Elements in short supply

Nature Materials 10, 157 (2011)

In a special issue this month we explore the challenges caused by supply shortages of several important chemical elements.

When we think of scarce natural resources, the availability of oil is the main one that comes to mind. Indeed, this year has seen rising oil prices that recovered from a dip to US$40 per barrel, and for the first time in two years again have exceeded US$100 per barrel. Oil is becoming difficult to produce with rigs being placed at increasingly challenging locations.

However, what has recently become clear is that many other key materials are in danger of becoming unavailable. The key difference is, however, that oil is a molecule that is valuable for the energy stored in it, and not for its carbon and hydrogen atoms. Many of the scarce materials on the other hand are valuable because of the chemical elements they contain.

The group of materials that has been widely in the news are the rare-earth elements, many of whose prices have more than tripled over the past year. As Alexander King, director of the Ames Laboratory in Iowa, US, says in his Interview1, prices will continue to rise. China, who mines 97% of the global rare-earth metal supply, now requires a significant amount of these elements for its own domestic production. At the same time global demand is also set to rise, making price hikes inevitable.

A good example of this problem is that of the rare-earths neodymium and dysprosium. Some of the most powerful yet small and lightweight permanent magnets are made of neodymium iron boron, mixed with small quantities of dysprosium to enhance their operation temperature. These magnets are used in computer hard drives, in the electro motors of the increasingly popular hybrid and electric cars, as well as in wind turbines.

The problem with these rare earths is not so much that these elements are scarce, but that the cheap prices of the ores coming out of China has squeezed any competition out of the market. The inevitably rising commodity prices will counter this trend, and other mines outside China are in the process of being started again. However, until these are operational prices will continue to rise, possibly quite dramatically.

Unfortunately, rare earths are not the only scarce chemical elements that are of concern2. Tellurium, which is used in solar cells, is mined along with the commercially far more attractive copper. As King also points out in his Interview, at present it is not commercially attractive to produce small quantities of tellurium in favour of the much larger copper market, in particular as copper prices have also risen by more than 50% last year. Unless of course tellurium prices follow that trend and adjust accordingly.

There are two reasons for chemical elements to become scarce. Some, like tellurium, are simply not that abundant anywhere in the Earth's crust, whereas others are found in only a few places, which might create political issues for their supply. China's dominance on rare earths falls into that category, or Bolivia's and Chile's vast resources of lithium, which is used for rechargeable batteries. And the known global reserves of niobium, which is abundant and used for steels and other alloys, are almost entirely located in Brazil.

What are the lessons from these projected shortages? Certainly that we need to be more proactive. One of the first countries to realize such upcoming shortages of elements was Japan — a country without such natural resources and therefore highly dependent on their availability. In his Commentary, Eiichi Nakamura from the Chemistry Department at the University of Tokyo describes some of Japan's initiatives to combat the scarcity of resources2.
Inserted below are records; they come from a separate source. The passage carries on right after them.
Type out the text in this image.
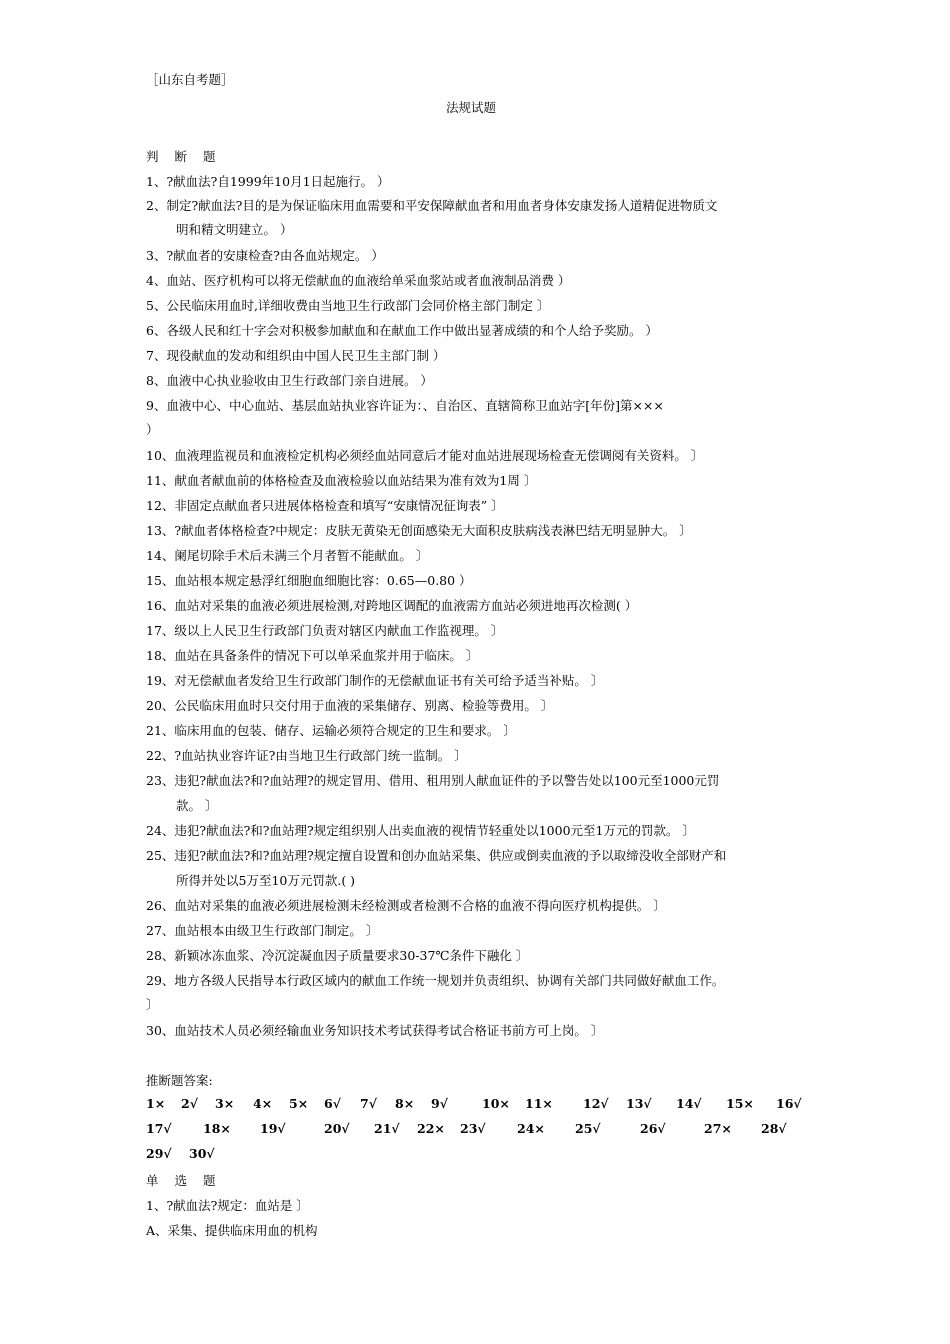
［山东自考题］
法规试题
判 断 题
1、?献血法?自1999年10月1日起施行。 ）
2、制定?献血法?目的是为保证临床用血需要和平安保障献血者和用血者身体安康发扬人道精促进物质文
明和精文明建立。 ）
3、?献血者的安康检查?由各血站规定。 ）
4、血站、医疗机构可以将无偿献血的血液给单采血浆站或者血液制品消费 ）
5、公民临床用血时,详细收费由当地卫生行政部门会同价格主部门制定 〕
6、各级人民和红十字会对积极参加献血和在献血工作中做出显著成绩的和个人给予奖励。 ）
7、现役献血的发动和组织由中国人民卫生主部门制 ）
8、血液中心执业验收由卫生行政部门亲自进展。 ）
9、血液中心、中心血站、基层血站执业容许证为：、自治区、直辖简称卫血站字[年份]第×××
）
10、血液理监视员和血液检定机构必须经血站同意后才能对血站进展现场检查无偿调阅有关资料。 〕
11、献血者献血前的体格检查及血液检验以血站结果为准有效为1周 〕
12、非固定点献血者只进展体格检查和填写“安康情况征询表” 〕
13、?献血者体格检查?中规定：皮肤无黄染无创面感染无大面积皮肤病浅表淋巴结无明显肿大。 〕
14、阑尾切除手术后未满三个月者暂不能献血。 〕
15、血站根本规定悬浮红细胞血细胞比容：0.65—0.80 ）
16、血站对采集的血液必须进展检测,对跨地区调配的血液需方血站必须进地再次检测( ）
17、级以上人民卫生行政部门负责对辖区内献血工作监视理。 〕
18、血站在具备条件的情况下可以单采血浆并用于临床。 〕
19、对无偿献血者发给卫生行政部门制作的无偿献血证书有关可给予适当补贴。 〕
20、公民临床用血时只交付用于血液的采集储存、别离、检验等费用。 〕
21、临床用血的包装、储存、运输必须符合规定的卫生和要求。 〕
22、?血站执业容许证?由当地卫生行政部门统一监制。 〕
23、违犯?献血法?和?血站理?的规定冒用、借用、租用别人献血证件的予以警告处以100元至1000元罚
款。 〕
24、违犯?献血法?和?血站理?规定组织别人出卖血液的视情节轻重处以1000元至1万元的罚款。 〕
25、违犯?献血法?和?血站理?规定擅自设置和创办血站采集、供应或倒卖血液的予以取缔没收全部财产和
所得并处以5万至10万元罚款.( )
26、血站对采集的血液必须进展检测未经检测或者检测不合格的血液不得向医疗机构提供。 〕
27、血站根本由级卫生行政部门制定。 〕
28、新颖冰冻血浆、冷沉淀凝血因子质量要求30-37℃条件下融化 〕
29、地方各级人民指导本行政区域内的献血工作统一规划并负责组织、协调有关部门共同做好献血工作。
〕
30、血站技术人员必须经输血业务知识技术考试获得考试合格证书前方可上岗。 〕
推断题答案:
1× 2√ 3× 4× 5× 6√ 7√ 8× 9√	10× 11× 12√ 13√ 14√ 15× 16√
17√	18× 19√	20√ 21√ 22× 23√	24× 25√	26√	27× 28√
29√ 30√
单 选 题
1、?献血法?规定：血站是 〕
A、采集、提供临床用血的机构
We need to recognize that this is an issue that affects a broad range of technologies. The rare earths alone are important in areas that span from clean energy to lasers and telecommunications, where erbium is a key element for optical fibre technology.

Once critical areas are identified, we need to manage our resources better. In some instances it could simply mean to intensify mining. For scarce elements it may also mean to better manage their consumption. Crucial is to reuse and recycle where possible. The use of rare earths in electronic gadgets has risen so much that their concentration in computers is actually higher than that in mines. It pays to recycle.

Eventually, market forces will of course even out such imbalances in supply and demand. However, in the short-term price hikes and supply problems can lead to considerable distortions of these markets. In the long-term, we need to be more aware of the issue and be more careful in the managing of our natural resources.

And this is not only for the benefit of securing technological progress. The supply of phosphorus, which as an element is actually not very rare, comes entirely from mining, with large reserves in the Middle East and in China. Phosphorus is not only important for example for detergents, but also as a fertilizer for plants. And although at present there is no fundamental shortage of phosphorus, with the continuing growth of the human population and the advance of biofuels resources might quickly be running out. With our own bodies being crucially dependent on phosphorus it is to be hoped that by then we are better equipped in managing shortages of chemical elements.

  1. Nature Mater. 10, 162163 (2011).
  2. http://minerals.usgs.gov/minerals/pubs/commodity/
  3. Nakamura, E. Nature Mater. 10, 158161 (2011).